My guess would have been that * is a reserved character however:

[quote=]2.3. Unreserved Characters

Data characters that are allowed in a URI but do not have a reserved
purpose are called unreserved. These include upper and lower case
letters, decimal digits, and a limited set of punctuation marks and

  unreserved  = alphanum | mark

  mark        = "-" | "_" | "." | "!" | "~" | "*" | "'" | "(" | ")"

Unreserved characters can be escaped without changing the semantics
of the URI, but this should not be done unless the URI is being used
in a context that does not allow the unescaped character to appear.[/quote]

If you need to catch an oddball URI like this, I’d suggest that you write your own 404 capture in .htaccess (mod_rewrite) and either send it to your error handler script OR simply ban anyone trying to hack your website like this (add their {REMOTE_ADDR} to a list of banned IP addresses in a block).



Is there a .htaccess file inside the includes/ folder? And does it have an ErrorDocument 403 directive?

If that one is overriding the parent one then that could cause the issue you describe.

Try putting the ErrorDocument directive in your httpd.conf or vhost file.

What do you see in your access and error logs for these requests ?
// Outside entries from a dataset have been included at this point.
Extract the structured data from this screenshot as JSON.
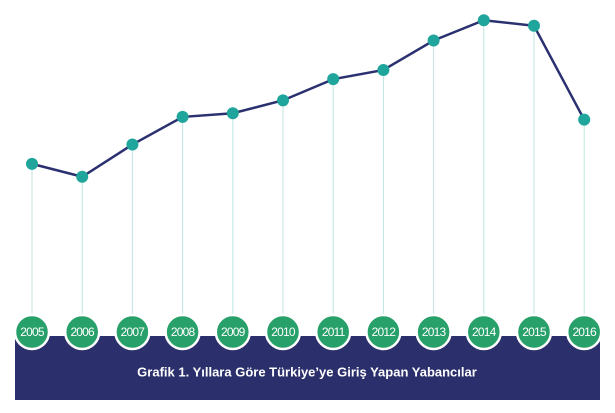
{
  "chart_data": {
    "type": "line",
    "title": "Grafik 1. Yıllara Göre Türkiye’ye Giriş Yapan Yabancılar",
    "categories": [
      "2005",
      "2006",
      "2007",
      "2008",
      "2009",
      "2010",
      "2011",
      "2012",
      "2013",
      "2014",
      "2015",
      "2016"
    ],
    "values": [
      21.2,
      19.8,
      23.3,
      26.3,
      26.7,
      28.1,
      30.4,
      31.4,
      34.6,
      36.8,
      36.2,
      26.0
    ],
    "color": "#2b3170",
    "marker_color": "#1fa59b",
    "ylim": [
      5,
      39
    ]
  }
}
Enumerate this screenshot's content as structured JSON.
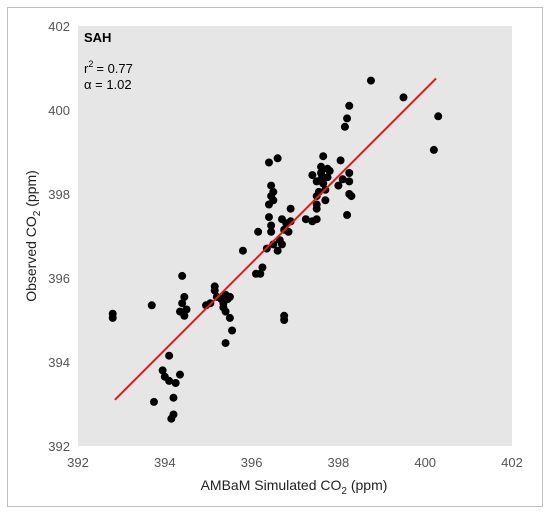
{
  "chart_data": {
    "type": "scatter",
    "site_label": "SAH",
    "stats": {
      "r2_text": "= 0.77",
      "alpha_text": "α = 1.02"
    },
    "xlabel_main": "AMBaM Simulated CO",
    "xlabel_sub": "2",
    "xlabel_unit": " (ppm)",
    "ylabel_main": "Observed  CO",
    "ylabel_sub": "2",
    "ylabel_unit": " (ppm)",
    "xlim": [
      392,
      402
    ],
    "ylim": [
      392,
      402
    ],
    "xticks": [
      392,
      394,
      396,
      398,
      400,
      402
    ],
    "yticks": [
      392,
      394,
      396,
      398,
      400,
      402
    ],
    "grid": false,
    "background_color": "#e6e6e6",
    "point_color": "#000000",
    "fit_line": {
      "x": [
        392.85,
        400.25
      ],
      "y": [
        393.1,
        400.75
      ],
      "color": "#e31a1c"
    },
    "points": [
      [
        392.8,
        395.15
      ],
      [
        392.8,
        395.05
      ],
      [
        393.7,
        395.35
      ],
      [
        393.75,
        393.05
      ],
      [
        393.95,
        393.8
      ],
      [
        394.0,
        393.65
      ],
      [
        394.1,
        394.15
      ],
      [
        394.1,
        393.55
      ],
      [
        394.2,
        393.15
      ],
      [
        394.2,
        392.75
      ],
      [
        394.15,
        392.65
      ],
      [
        394.25,
        393.5
      ],
      [
        394.35,
        393.7
      ],
      [
        394.4,
        396.05
      ],
      [
        394.4,
        395.4
      ],
      [
        394.35,
        395.2
      ],
      [
        394.45,
        395.55
      ],
      [
        394.5,
        395.25
      ],
      [
        394.45,
        395.1
      ],
      [
        394.95,
        395.35
      ],
      [
        395.05,
        395.4
      ],
      [
        395.15,
        395.8
      ],
      [
        395.15,
        395.7
      ],
      [
        395.2,
        395.55
      ],
      [
        395.3,
        395.5
      ],
      [
        395.35,
        395.4
      ],
      [
        395.4,
        395.6
      ],
      [
        395.45,
        395.5
      ],
      [
        395.4,
        395.2
      ],
      [
        395.5,
        395.05
      ],
      [
        395.55,
        394.75
      ],
      [
        395.4,
        394.45
      ],
      [
        395.5,
        395.55
      ],
      [
        395.35,
        395.3
      ],
      [
        395.8,
        396.65
      ],
      [
        396.1,
        396.1
      ],
      [
        396.15,
        397.1
      ],
      [
        396.2,
        396.1
      ],
      [
        396.25,
        396.25
      ],
      [
        396.4,
        398.75
      ],
      [
        396.4,
        397.75
      ],
      [
        396.4,
        397.45
      ],
      [
        396.35,
        396.7
      ],
      [
        396.45,
        398.2
      ],
      [
        396.45,
        397.95
      ],
      [
        396.5,
        398.05
      ],
      [
        396.5,
        397.85
      ],
      [
        396.45,
        397.25
      ],
      [
        396.45,
        397.1
      ],
      [
        396.5,
        396.8
      ],
      [
        396.6,
        398.85
      ],
      [
        396.6,
        396.65
      ],
      [
        396.65,
        396.9
      ],
      [
        396.7,
        397.4
      ],
      [
        396.75,
        397.15
      ],
      [
        396.7,
        396.8
      ],
      [
        396.75,
        395.1
      ],
      [
        396.75,
        395.0
      ],
      [
        396.8,
        397.3
      ],
      [
        396.9,
        397.65
      ],
      [
        396.85,
        397.1
      ],
      [
        396.9,
        397.35
      ],
      [
        397.25,
        397.4
      ],
      [
        397.4,
        397.35
      ],
      [
        397.4,
        398.45
      ],
      [
        397.5,
        398.3
      ],
      [
        397.5,
        397.95
      ],
      [
        397.5,
        397.75
      ],
      [
        397.5,
        397.65
      ],
      [
        397.5,
        397.4
      ],
      [
        397.55,
        398.05
      ],
      [
        397.6,
        398.35
      ],
      [
        397.6,
        398.65
      ],
      [
        397.65,
        398.9
      ],
      [
        397.6,
        398.5
      ],
      [
        397.65,
        398.25
      ],
      [
        397.7,
        397.85
      ],
      [
        397.7,
        398.1
      ],
      [
        397.75,
        398.4
      ],
      [
        397.75,
        398.6
      ],
      [
        397.8,
        398.55
      ],
      [
        398.0,
        398.2
      ],
      [
        398.05,
        398.8
      ],
      [
        398.1,
        398.35
      ],
      [
        398.15,
        399.6
      ],
      [
        398.2,
        399.8
      ],
      [
        398.25,
        400.1
      ],
      [
        398.25,
        398.5
      ],
      [
        398.25,
        398.3
      ],
      [
        398.2,
        397.5
      ],
      [
        398.25,
        398.0
      ],
      [
        398.3,
        397.95
      ],
      [
        398.75,
        400.7
      ],
      [
        399.5,
        400.3
      ],
      [
        400.2,
        399.05
      ],
      [
        400.3,
        399.85
      ]
    ]
  }
}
It’s also worth triple checking that the 403 line definitely says ErrorDocument 403 /403.php and not ErrorDocument 403 403.php. That small typo would cause all of the symptoms you described.

Update after chat:

The final solution was to make the includes directory readable by the Apache user and add this to the .htaccess:

  <Location /includes>
    Order Deny,Allow
    Deny from all

Hi DK,

Nobody tried that URL, I just stumbled upon it while testing my site. I was just trying to figure out why my custom 403 page is displayed for regular 403 situations (i.e. when I try to access a forbidden directory), but when I use the wildcard character in the URL, the default 403 page of the server is displayed, not my custom 403 page.

@Elizine, Putting the 403 error directive in the httpd.conf file worked, thanks for the tip. It seems when there is a wildcard character in the URL, the local .htaccess file in the root directory does not handle the error, the main configuration file (httpd.conf) does. By the way, you assumed that I have an “includes” folder, no idea why you got that impression.